Le Domaine de Montagne coche des cases qui parlent à quiconque s'intéresse à l'articulation entre tourisme et milieu sensible. Implanté sur le site historique de l'Ermitage Frère Joseph, au cœur du Parc naturel régional des Ballons des Vosges, il évolue dans un écosystème où la biodiversité n'est pas un concept abstrait: les Hautes-Vosges abritent l'un des derniers refuges français du Grand Tétras, des tourbières et des prairies d'altitude qui concentrent près de 90 % de la production sauvage nationale d'arnica. L'établissement a par ailleurs récemment ouvert le Chalet Frère Joseph, nouvelle vitrine d'un projet touristique tourné vers les quatre saisons. Chaque choix architectural ou logistique s'inscrit dans un contexte topographique et écologique précis — la montagne n'autorise pas les approximations que la ville parfois tolère.

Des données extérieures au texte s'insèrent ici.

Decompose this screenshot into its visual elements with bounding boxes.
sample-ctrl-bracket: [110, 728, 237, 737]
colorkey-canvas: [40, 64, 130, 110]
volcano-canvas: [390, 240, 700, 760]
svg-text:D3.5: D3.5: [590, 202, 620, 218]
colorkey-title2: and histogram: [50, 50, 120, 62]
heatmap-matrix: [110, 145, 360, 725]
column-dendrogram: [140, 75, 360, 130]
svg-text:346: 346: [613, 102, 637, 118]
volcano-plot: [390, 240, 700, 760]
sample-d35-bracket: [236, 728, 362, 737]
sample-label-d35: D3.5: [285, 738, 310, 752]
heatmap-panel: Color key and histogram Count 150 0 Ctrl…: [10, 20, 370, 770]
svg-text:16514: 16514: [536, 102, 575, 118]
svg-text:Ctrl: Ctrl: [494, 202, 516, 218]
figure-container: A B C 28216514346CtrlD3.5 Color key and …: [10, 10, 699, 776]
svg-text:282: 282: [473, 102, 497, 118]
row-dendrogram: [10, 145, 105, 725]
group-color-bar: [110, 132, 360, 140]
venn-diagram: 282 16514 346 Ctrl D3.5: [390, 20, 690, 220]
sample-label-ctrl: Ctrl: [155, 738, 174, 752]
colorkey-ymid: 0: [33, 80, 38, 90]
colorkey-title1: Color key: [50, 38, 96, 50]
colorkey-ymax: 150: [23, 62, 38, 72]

Ce que Marseille peut lire entre les lignes

Le parallèle avec la cité phocéenne n'est pas anodin. Marseille aussi héberge des milieux remarquables — les calanques, le tombol de l'Estaque, les zones humides du bas-du-pré — soumis à une pression touristique croissante. Si le label Clef Verte reste encore confidentiel dans l'hôtellerie urbaine et littorale, son cadre méthodologique offre une grille applicable à bien des structures: hôtels de centre-ville, résidences de tourisme, hostels du Vieux-Port. L'exigence de progrès annuel force à dépasser la simple intention et à rendre compte concrètement de ses choix — poste énergie, gestion des eaux, approvisionnement, relation aux riverains. Pour le voyageur qui choisit Marseille, cette grille peut aussi devenir un outil de lecture: repérer les établissements qui s'en réclament, questionner la substance derrière l'affichage. À l'heure où le label Clef Verte continue de s'imposer comme référence nationale du tourisme durable, le terrain vosgien rappelle que la crédibilité se construit dossier après dossier — pas slogan après slogan.